In Augusta, Georgia, a so-called Committee of 100 of "prominent citizens" touched off an epidemic of underassessments some ten years ago by offering illegal tax concessions to firms as an inducement to locate there. The concessions were supposed to be temporary and available only to new industries; but nobody enforced these restrictions and in time the prominent 100 had filched, according to the Richmond County Property Owner's Association, $300 million worth of property from the assessment rolls. Meanwhile many of the county's schools are on double sessions and there is a shortage of 147 classrooms, not including 119 "nonstandard" ones.

School districts in Texas have fared little better. In the Permian Basin the underassessment of oil and gas properties belonging to some of the world's largest producers has cost one school district at least $1 million a year for the last seven years. A 1970 study of oil and gas properties by Texas University law students in Ector County, Texas, found that producing properties were undervalued by about 56 percent and that a non-producing property which Texaco had leased for $460,500 was not on the assessment rolls at all. Homes, on the other hand, were assessed at very close to actual market value.

A survey of timber land in six counties and four school districts in east Texas by the same law students disclosed a pattern of underassessment which, if projected over the entire 37-county east Texas region, signified a loss of approximately $38 million in local revenues each year. In the Newton Independent School District alone, six companies, including Champion-U.S. Plywood and the Kirby Corporation, underpaid by more than $133,000 in 1969.

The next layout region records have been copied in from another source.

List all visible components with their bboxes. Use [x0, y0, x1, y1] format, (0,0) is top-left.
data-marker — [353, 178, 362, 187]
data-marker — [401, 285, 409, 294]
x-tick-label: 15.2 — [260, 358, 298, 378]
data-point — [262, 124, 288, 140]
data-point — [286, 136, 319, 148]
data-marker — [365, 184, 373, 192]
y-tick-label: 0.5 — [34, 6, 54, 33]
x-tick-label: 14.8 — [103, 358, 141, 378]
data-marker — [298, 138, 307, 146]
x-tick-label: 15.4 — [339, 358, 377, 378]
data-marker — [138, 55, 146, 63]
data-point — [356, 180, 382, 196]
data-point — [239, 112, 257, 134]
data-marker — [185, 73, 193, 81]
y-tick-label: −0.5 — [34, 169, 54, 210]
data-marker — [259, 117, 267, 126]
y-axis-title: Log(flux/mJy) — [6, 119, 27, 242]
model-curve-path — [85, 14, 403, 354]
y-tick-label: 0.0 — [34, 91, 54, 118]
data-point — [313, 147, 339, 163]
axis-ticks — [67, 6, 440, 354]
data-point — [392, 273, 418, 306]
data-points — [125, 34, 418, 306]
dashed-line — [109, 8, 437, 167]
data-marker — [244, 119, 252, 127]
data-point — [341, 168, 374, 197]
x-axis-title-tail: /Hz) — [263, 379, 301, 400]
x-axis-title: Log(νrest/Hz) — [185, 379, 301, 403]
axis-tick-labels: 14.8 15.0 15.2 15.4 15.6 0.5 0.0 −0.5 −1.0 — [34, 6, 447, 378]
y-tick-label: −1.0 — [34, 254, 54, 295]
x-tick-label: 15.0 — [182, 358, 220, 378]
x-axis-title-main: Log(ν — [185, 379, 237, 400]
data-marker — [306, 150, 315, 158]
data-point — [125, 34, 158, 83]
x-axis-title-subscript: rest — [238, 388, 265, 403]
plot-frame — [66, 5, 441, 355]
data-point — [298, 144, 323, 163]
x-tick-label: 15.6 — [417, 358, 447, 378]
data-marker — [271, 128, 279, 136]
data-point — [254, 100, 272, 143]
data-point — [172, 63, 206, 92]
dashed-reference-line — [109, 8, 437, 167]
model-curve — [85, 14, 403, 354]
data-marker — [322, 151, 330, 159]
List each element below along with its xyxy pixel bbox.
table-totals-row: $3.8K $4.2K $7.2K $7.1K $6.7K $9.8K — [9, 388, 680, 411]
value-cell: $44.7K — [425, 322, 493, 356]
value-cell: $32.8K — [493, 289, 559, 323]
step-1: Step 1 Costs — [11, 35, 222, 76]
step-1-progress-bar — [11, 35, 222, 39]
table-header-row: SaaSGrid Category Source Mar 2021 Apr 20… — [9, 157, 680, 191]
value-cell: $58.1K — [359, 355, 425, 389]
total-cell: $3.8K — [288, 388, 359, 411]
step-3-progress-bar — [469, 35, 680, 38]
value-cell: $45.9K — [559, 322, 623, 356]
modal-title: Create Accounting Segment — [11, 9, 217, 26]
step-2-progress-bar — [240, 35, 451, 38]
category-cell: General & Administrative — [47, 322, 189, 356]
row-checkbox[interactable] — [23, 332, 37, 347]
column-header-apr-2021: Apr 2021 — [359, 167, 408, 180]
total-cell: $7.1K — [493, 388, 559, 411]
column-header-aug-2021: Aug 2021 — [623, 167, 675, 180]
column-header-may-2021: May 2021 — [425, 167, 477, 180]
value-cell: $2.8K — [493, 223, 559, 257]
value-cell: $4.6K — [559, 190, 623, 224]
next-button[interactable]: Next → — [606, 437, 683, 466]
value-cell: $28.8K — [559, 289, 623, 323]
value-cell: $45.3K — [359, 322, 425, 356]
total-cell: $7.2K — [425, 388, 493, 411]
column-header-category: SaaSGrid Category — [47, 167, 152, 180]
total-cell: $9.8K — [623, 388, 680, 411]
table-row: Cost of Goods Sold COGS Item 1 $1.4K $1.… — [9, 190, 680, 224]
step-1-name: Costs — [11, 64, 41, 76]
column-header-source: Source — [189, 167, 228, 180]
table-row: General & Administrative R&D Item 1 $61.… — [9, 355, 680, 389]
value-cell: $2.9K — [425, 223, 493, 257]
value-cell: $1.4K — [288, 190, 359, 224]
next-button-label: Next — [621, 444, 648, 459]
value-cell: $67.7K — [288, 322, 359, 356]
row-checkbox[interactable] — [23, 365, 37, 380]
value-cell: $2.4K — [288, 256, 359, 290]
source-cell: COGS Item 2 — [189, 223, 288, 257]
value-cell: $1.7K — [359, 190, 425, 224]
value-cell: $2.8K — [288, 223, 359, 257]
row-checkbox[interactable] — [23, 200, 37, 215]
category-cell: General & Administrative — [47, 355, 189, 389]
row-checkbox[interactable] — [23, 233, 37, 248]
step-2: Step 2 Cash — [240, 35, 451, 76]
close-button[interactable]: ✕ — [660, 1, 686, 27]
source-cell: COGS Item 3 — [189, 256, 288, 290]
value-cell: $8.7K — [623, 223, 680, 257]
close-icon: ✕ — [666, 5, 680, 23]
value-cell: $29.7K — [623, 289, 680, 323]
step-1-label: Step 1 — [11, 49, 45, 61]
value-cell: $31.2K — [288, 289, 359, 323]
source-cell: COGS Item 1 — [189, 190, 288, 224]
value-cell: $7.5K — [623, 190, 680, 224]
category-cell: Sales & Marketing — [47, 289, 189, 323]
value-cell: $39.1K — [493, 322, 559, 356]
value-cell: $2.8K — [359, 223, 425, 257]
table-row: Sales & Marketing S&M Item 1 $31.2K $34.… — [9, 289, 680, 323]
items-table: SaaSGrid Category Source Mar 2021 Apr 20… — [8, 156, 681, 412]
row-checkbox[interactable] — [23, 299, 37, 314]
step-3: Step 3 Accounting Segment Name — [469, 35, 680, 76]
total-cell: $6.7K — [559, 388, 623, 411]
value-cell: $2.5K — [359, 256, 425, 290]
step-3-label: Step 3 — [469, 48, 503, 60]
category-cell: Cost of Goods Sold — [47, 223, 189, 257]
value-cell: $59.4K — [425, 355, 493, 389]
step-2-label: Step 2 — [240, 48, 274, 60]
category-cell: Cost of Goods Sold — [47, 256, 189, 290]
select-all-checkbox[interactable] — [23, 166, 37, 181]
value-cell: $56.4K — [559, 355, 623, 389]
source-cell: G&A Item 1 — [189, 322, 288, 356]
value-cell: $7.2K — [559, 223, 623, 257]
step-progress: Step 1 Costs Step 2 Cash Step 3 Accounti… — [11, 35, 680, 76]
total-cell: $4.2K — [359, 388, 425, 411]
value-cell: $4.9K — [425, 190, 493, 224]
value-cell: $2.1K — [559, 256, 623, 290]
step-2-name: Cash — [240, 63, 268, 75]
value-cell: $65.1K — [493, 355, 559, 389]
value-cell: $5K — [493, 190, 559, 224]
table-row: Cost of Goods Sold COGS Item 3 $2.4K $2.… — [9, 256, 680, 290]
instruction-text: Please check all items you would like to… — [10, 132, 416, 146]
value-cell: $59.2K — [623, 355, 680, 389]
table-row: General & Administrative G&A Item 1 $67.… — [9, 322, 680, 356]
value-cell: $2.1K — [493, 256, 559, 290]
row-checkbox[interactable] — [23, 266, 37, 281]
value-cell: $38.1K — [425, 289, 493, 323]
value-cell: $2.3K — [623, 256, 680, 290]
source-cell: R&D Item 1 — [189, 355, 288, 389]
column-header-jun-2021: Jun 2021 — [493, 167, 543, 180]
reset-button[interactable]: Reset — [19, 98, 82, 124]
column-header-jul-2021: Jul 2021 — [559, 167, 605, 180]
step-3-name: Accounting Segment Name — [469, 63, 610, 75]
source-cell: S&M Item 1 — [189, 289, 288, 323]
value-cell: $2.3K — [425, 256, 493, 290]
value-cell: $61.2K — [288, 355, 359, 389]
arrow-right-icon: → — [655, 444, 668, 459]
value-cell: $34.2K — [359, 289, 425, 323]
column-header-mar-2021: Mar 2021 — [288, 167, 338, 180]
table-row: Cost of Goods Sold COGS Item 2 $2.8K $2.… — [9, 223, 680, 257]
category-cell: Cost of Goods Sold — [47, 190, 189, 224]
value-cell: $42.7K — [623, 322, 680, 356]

The states themselves have been at least silent partners in much of the systematic undertaxation, the magnitude of which has barely been suggested. Weak local property tax administration, and a lack of effective checks and appeals procedures for the small taxpayer, isolate abuses from public scrutiny and pressure and lets them flourish. Weak property tax administration, and an absence of procedures through which citizens can protect their interests, do not just happen. A state legislature must establish and then preside over them. Property tax administration in many states is a shambles because, in a manner of speaking, the state legislatures have wanted it that way.

The states are vying to offer "favorable tax climates" that will hold old industry and lure new industry in. But a "tax climate" which suits business is not always the one which can provide the public services, including education, that people need. What the businesses won't pay falls upon the individual taxpayer.